There were riots at the Ballets Russes première of Igor Stravinsky’s The Rite of Spring on 29 May 1913 at Le Théâtre des Champs-Elysées in Paris. The audience found the abrasive score too challenging and hissed, shrieked, howled, shouted abuse, spat, punched and slapped each other. The din was so loud the dancers could not hear the music.

One hundred years, later Mariinsky Theatre recreated Vaslav Nijinsky’s choreography and Nicholas Roerich’s set designs and richly coloured costumes. I felt I was watching a museum piece. It was fascinating.

Nijinsky’s Rite takes place long, long ago, in ancient Russia, in prehistoric, primitive, pagan times. In the first act, "The Adoration of Spring", two tribes circle each other. In the second act, "The Sacrifice", the women dominate and the Chosen One dances herself to death.

The peasants are hunchbacked, pigeon-toed and have turned-up, bent knees; their heads loll, their hair is plaited. Shaking their fists, jumping, stamping, they look like animated, painted dolls.

Igor Stravinsky makes exceptional demands on musicians and dancers alike.

The Rite of Spring has inspired many choreographers since 1913: Maurice Béjart, Kenneth MacMillan, Glen Tetley, Pina Bausch, Shen Wei, Michael Keegan-Dolan and many more, including the dinosaur sequence in Walt Disney’s 1940 animated cartoon Fantasia.

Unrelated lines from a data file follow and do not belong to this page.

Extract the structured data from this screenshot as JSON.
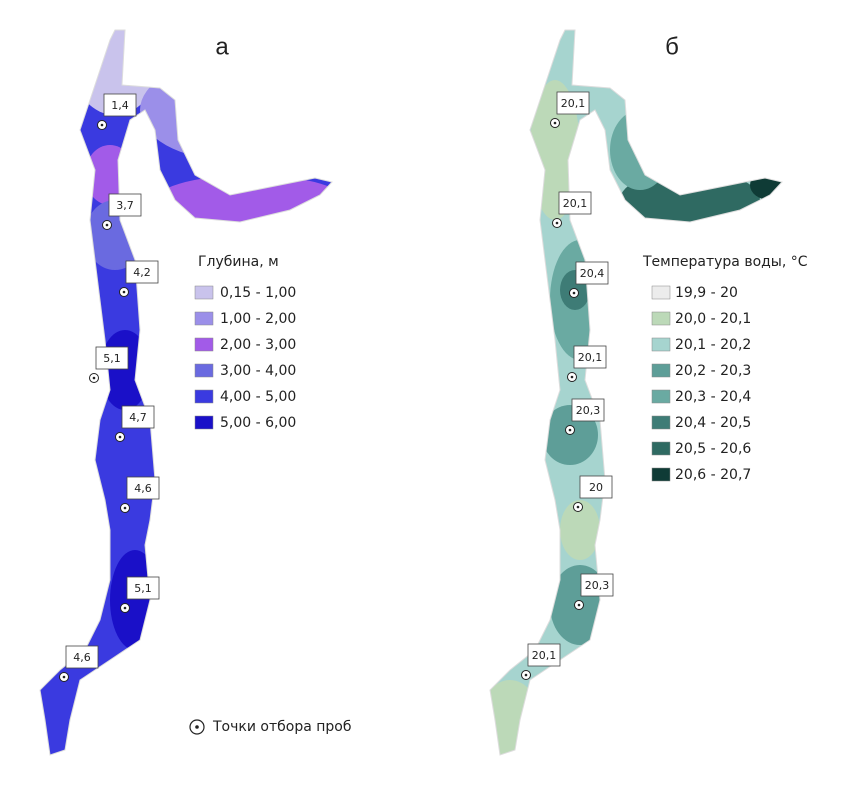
{
  "panels": [
    {
      "label": "а",
      "legend_title": "Глубина, м",
      "legend": [
        {
          "text": "0,15 -  1,00",
          "color": "#c9c3ec"
        },
        {
          "text": "1,00 -  2,00",
          "color": "#9b8fe9"
        },
        {
          "text": "2,00 -  3,00",
          "color": "#a25be8"
        },
        {
          "text": "3,00 -  4,00",
          "color": "#6a6ae0"
        },
        {
          "text": "4,00 -  5,00",
          "color": "#3a3ae0"
        },
        {
          "text": "5,00 -  6,00",
          "color": "#1a10c8"
        }
      ],
      "samples": [
        "1,4",
        "3,7",
        "4,2",
        "5,1",
        "4,7",
        "4,6",
        "5,1",
        "4,6"
      ]
    },
    {
      "label": "б",
      "legend_title": "Температура воды, °С",
      "legend": [
        {
          "text": "19,9 - 20",
          "color": "#ececec"
        },
        {
          "text": "20,0 - 20,1",
          "color": "#bcd9b8"
        },
        {
          "text": "20,1 - 20,2",
          "color": "#a6d4cf"
        },
        {
          "text": "20,2 - 20,3",
          "color": "#5e9e98"
        },
        {
          "text": "20,3 - 20,4",
          "color": "#6aaaa2"
        },
        {
          "text": "20,4 - 20,5",
          "color": "#3e7c76"
        },
        {
          "text": "20,5 - 20,6",
          "color": "#2f6a62"
        },
        {
          "text": "20,6 - 20,7",
          "color": "#0f3b36"
        }
      ],
      "samples": [
        "20,1",
        "20,1",
        "20,4",
        "20,1",
        "20,3",
        "20",
        "20,3",
        "20,1"
      ]
    }
  ],
  "sampling_points_label": "Точки отбора проб"
}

The latest version is a Haitian vodou (sic) initiation choreographed by Haitian-born Jeanguy Saintus. Characters from Haitian folklore come to tell their story of ritual, ceremony and celebration. The major surprise is there no sacrifice and no dance to death.

Opera North in association with Phoenix Dance Theatre filmed the Saintus version at Grand Theatre, Leeds, in 2019. It is the least exciting version I have seen.

The choreographic flow is completely ruined by the decision to film the orchestra as well. The constant jump-cuts from the dancers to the musicians and back are very distracting and very irritating. So too are the aerial Busby Berkeley-like shots. The film needs to be re-edited.

Saintus’s The Rite of Spring can be watched on the OperaVision channel.